In dialogischen Anwendungen wächst der Verlauf mit jeder Runde und verbraucht zunehmend Platz. Ohne Gegenmassnahme erreicht ein längeres Gespräch die Grenze, und dann fällt entweder der Anfang weg oder die Anfrage schlägt fehl. Übliche Strategien sind, ältere Teile zusammenzufassen statt sie vollständig mitzuführen, oder nur die für die aktuelle Frage relevanten Teile erneut mitzugeben.

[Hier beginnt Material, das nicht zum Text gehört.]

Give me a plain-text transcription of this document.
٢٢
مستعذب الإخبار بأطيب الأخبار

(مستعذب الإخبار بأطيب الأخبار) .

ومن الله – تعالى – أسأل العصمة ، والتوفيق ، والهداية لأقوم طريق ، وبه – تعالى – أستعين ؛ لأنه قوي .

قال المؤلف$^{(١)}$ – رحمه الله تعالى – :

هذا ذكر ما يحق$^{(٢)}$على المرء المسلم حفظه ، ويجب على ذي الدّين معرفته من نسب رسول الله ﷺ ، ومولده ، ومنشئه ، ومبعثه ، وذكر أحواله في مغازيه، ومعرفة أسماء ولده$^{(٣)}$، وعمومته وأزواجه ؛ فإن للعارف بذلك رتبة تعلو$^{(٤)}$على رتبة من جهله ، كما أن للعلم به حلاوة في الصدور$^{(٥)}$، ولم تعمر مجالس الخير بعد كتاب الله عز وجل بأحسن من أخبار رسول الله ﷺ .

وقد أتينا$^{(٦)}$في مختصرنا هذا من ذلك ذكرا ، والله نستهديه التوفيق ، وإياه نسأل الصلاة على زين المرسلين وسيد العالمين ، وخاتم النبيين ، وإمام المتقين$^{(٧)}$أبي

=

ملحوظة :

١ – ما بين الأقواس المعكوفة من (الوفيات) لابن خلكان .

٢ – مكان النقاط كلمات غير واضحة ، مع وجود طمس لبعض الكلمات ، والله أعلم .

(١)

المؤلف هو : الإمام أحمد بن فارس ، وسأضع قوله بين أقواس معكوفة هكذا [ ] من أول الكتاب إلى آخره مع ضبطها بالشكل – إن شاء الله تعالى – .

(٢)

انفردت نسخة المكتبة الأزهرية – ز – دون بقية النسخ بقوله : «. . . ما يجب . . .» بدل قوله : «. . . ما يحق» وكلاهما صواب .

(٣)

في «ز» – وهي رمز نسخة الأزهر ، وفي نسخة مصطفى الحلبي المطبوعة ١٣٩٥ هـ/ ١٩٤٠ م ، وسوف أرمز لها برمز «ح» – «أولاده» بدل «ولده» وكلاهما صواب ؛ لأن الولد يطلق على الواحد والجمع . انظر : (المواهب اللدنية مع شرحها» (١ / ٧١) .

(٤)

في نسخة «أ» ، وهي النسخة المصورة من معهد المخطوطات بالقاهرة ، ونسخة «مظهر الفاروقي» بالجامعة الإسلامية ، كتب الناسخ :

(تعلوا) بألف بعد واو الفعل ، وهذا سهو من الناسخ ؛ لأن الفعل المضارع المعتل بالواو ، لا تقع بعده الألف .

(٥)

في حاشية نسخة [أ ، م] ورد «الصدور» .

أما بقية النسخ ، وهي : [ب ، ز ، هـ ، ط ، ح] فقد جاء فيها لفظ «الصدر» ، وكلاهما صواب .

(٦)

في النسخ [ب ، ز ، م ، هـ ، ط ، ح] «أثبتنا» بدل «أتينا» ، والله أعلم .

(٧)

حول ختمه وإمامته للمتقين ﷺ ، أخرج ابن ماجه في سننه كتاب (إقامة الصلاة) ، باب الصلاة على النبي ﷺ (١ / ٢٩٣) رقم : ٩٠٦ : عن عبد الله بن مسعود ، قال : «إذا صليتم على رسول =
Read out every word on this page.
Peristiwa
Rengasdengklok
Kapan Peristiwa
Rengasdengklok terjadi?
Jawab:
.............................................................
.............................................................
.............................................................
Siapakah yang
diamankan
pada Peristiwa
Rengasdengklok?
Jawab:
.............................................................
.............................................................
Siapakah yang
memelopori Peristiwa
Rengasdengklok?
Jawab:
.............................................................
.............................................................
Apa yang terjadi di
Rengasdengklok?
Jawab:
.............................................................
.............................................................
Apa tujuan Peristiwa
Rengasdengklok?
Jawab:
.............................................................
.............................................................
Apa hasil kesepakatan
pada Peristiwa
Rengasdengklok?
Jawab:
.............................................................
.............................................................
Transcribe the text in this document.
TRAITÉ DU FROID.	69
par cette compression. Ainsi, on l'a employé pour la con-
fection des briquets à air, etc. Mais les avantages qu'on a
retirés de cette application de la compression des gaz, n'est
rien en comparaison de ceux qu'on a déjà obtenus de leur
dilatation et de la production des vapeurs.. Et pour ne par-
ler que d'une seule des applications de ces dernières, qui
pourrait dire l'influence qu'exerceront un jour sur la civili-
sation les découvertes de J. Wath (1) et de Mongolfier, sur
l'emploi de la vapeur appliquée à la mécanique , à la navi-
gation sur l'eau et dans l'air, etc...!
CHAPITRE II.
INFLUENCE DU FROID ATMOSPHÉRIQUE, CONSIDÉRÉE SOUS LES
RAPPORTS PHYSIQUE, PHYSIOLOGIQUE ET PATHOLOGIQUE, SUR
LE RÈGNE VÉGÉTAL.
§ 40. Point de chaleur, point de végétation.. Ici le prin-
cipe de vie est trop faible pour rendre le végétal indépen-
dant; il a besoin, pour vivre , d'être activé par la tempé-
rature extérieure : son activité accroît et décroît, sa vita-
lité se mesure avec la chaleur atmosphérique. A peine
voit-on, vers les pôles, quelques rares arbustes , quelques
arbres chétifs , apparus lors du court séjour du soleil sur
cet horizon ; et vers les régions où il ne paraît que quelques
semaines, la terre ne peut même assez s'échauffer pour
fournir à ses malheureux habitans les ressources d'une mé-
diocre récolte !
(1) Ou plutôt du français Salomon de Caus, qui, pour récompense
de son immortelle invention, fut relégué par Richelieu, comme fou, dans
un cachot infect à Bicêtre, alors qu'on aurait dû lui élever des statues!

Strategien für lange Dokumente

Übersteigt ein Dokument das Fenster, gibt es drei gängige Wege. Zerlegen und gezielt die relevanten Teile auswählen — der übliche RAG-Ansatz. Abschnittsweise verarbeiten und die Teilergebnisse zusammenführen, was bei Zusammenfassungen gut funktioniert. Oder mehrstufig vorgehen: erst grob eingrenzen, dann im eingegrenzten Bereich genau arbeiten. Welcher Weg passt, hängt davon ab, ob eine gezielte Stelle gesucht oder das ganze Dokument erfasst werden soll.

Praktische Konsequenz

Das Kontextfenster ist eine Ressource mit Preis, nicht ein Behälter, den man füllt. Wer weniger, aber besser ausgewähltes Material mitgibt, erhält in aller Regel verlässlichere Antworten zu geringeren Kosten als wer das Fenster ausschöpft.